Atlantic Power Corp (NYSE:AT) just sold off a transmission project to raise cash and funnel funds toward natural gas and renewable generation. “Focusing on ____” is a common theme among utilities as each carves out its own corporate corner, but a bad niche could turn into a bad itch on your portfolio’s profits. Let’s take a look at five utilities’ new-found niches and decide whether their focus will work for your wallet.
On Monday, Atlantic Power Corp (NYSE:AT) announced that it will pass off its Path 15 transmission project to Duke Energy Corp (NYSE:DUK) and American Transmission for $193 million in cash and debt handoffs.

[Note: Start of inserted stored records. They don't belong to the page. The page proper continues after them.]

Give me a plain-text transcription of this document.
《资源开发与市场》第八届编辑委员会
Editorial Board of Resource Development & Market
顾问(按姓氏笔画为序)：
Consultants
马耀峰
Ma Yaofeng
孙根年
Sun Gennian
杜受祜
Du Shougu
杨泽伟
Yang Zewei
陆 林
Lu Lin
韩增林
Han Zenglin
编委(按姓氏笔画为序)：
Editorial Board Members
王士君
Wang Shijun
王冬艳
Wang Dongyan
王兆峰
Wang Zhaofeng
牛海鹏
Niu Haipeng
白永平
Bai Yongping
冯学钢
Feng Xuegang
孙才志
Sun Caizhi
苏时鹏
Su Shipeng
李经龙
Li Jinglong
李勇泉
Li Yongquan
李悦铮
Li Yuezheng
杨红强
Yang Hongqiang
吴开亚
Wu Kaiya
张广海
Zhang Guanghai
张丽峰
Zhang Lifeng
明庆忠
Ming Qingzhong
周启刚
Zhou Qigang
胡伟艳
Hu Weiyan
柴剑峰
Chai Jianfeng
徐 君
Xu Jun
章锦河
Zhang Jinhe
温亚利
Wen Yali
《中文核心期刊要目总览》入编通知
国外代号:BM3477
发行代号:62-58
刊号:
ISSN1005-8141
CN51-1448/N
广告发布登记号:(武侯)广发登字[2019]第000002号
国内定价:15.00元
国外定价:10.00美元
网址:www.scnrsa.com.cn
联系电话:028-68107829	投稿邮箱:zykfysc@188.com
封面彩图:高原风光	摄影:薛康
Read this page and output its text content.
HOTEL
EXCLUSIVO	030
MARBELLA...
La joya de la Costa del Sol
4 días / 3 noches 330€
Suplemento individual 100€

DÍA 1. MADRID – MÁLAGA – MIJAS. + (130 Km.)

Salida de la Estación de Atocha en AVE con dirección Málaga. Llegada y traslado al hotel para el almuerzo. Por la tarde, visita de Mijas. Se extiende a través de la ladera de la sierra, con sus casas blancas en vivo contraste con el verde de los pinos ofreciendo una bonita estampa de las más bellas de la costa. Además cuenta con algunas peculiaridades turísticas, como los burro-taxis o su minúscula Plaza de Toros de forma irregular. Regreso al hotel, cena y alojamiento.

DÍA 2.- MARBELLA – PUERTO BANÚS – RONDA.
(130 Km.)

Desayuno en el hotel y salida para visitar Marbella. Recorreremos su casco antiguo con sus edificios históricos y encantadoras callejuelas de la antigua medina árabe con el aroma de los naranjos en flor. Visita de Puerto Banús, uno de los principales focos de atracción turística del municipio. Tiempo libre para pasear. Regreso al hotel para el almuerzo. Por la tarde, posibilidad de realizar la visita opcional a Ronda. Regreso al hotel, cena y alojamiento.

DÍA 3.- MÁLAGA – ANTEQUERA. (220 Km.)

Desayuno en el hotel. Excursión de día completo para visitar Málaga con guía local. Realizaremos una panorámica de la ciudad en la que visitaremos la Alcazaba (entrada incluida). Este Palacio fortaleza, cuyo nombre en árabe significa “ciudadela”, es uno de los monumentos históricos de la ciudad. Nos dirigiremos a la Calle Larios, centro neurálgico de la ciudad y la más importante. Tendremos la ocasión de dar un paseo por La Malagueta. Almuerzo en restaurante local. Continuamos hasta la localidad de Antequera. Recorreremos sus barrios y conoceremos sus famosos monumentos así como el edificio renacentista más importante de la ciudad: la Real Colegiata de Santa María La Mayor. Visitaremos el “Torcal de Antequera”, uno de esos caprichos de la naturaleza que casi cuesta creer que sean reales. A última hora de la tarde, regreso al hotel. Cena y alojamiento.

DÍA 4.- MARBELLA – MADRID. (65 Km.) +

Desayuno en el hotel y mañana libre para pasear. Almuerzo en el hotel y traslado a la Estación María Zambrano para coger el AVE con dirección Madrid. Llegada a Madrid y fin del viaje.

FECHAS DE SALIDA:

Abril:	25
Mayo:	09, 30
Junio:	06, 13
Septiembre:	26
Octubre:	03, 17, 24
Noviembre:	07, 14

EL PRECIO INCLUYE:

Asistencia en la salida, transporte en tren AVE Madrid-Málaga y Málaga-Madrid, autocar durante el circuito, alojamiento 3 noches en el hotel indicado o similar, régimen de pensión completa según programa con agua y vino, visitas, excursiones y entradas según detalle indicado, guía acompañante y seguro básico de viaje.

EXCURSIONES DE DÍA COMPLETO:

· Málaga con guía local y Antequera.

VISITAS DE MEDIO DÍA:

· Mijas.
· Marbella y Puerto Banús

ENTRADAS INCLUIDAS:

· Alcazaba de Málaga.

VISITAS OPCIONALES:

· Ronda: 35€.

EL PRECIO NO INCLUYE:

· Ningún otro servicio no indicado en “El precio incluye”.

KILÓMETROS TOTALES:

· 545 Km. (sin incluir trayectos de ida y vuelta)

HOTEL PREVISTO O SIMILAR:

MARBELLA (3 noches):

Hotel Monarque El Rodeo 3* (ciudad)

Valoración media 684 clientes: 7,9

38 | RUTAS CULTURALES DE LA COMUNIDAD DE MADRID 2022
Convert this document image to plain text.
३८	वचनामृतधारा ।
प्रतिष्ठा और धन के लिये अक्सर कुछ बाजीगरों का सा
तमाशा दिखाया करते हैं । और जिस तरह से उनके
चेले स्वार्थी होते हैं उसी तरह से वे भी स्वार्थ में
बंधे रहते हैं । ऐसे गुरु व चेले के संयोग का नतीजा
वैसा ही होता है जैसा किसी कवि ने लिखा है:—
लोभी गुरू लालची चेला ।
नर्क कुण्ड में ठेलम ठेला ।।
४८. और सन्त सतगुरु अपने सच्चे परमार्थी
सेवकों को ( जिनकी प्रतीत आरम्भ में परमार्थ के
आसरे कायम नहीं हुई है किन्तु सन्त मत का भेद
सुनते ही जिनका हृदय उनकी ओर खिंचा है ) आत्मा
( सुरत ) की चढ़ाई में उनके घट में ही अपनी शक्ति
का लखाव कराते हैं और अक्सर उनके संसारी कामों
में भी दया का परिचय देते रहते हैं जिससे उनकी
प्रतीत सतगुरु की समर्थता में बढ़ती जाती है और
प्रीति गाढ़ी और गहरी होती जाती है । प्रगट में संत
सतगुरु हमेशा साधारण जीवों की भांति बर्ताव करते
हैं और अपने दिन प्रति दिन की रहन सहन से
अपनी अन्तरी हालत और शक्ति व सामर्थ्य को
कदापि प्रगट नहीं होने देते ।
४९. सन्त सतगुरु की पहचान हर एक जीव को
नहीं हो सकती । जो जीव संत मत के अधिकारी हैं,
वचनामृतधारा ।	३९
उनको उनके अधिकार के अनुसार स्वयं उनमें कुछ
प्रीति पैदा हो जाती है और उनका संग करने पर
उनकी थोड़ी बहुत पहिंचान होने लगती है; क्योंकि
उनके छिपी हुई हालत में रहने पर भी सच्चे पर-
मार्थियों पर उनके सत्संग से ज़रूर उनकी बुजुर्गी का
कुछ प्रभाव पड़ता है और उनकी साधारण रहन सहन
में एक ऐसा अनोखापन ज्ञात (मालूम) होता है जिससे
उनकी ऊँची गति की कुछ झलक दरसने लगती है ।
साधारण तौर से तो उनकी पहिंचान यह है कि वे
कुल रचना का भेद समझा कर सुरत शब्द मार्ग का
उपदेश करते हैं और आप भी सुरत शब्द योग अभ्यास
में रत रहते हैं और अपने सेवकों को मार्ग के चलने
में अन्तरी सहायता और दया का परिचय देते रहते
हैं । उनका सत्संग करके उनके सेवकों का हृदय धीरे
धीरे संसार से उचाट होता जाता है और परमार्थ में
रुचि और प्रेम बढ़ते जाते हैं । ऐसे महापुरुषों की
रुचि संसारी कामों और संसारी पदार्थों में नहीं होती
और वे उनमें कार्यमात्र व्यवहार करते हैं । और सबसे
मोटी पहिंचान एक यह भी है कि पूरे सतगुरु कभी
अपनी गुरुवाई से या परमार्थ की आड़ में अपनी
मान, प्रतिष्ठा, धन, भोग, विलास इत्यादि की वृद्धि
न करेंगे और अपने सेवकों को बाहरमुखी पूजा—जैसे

The deal is expected to close in Q2 2012 and will help reduce the utility’s $2 billion debt load by around 6.5%.
Atlantic CEO Barry Welch noted that while the project enjoyed “relatively stable cash flow,” his company will be carving out its new niche in renewable and natural gas generation. In 2012, Path 15 revenue clocked in at $31 million, with net income of $5.1 million.
If Welch calculates that consolidation will save Atlantic Power Corp (NYSE:AT) more than $5 million a year, then the move makes sense. The company already has a major focus on natural gas, and its wind portfolio recently mushroomed with Atlantic’s Ridgeline Energy acquisition. But if the sale is just a quick way to balance books, I’d rather Atlantic kick around in the red to make its return to black more sustainable. Either way, this utility needs all the strategy it can get with a slashed dividend and abysmal Q4 earnings.
H2O is a no-go
NextEra Energy, Inc. (NYSE:NEE) , the nation’s largest renewable-energy producer, kicked out its last hydro assets last week. CEO Armando Pimentel cited resource concentration on greater growth as the primary reason for his company’s decision. Hydropower plays an important part in most major utilities’ generation portfolios, but it accounted for just 2% of NextEra’s generation capacity in 2012. With limited prospects for new hydro facilities and tax credits flowing in for wind and solar, NextEra’s decision gets my stamp of approval.
Regulation over generation
Ameren (NYSE:AEE) stumbled this quarter as the company reorganizes itself to focus on its regulated division. The utility will exit its generation business in 2013 and take a $1.5 billion to $2 billion non-cash impairment charge to clear its books. While other utilities have poured money into massive modernization projects, Ameren will focus funds on its 2.4 million customers across Missouri and Illinois.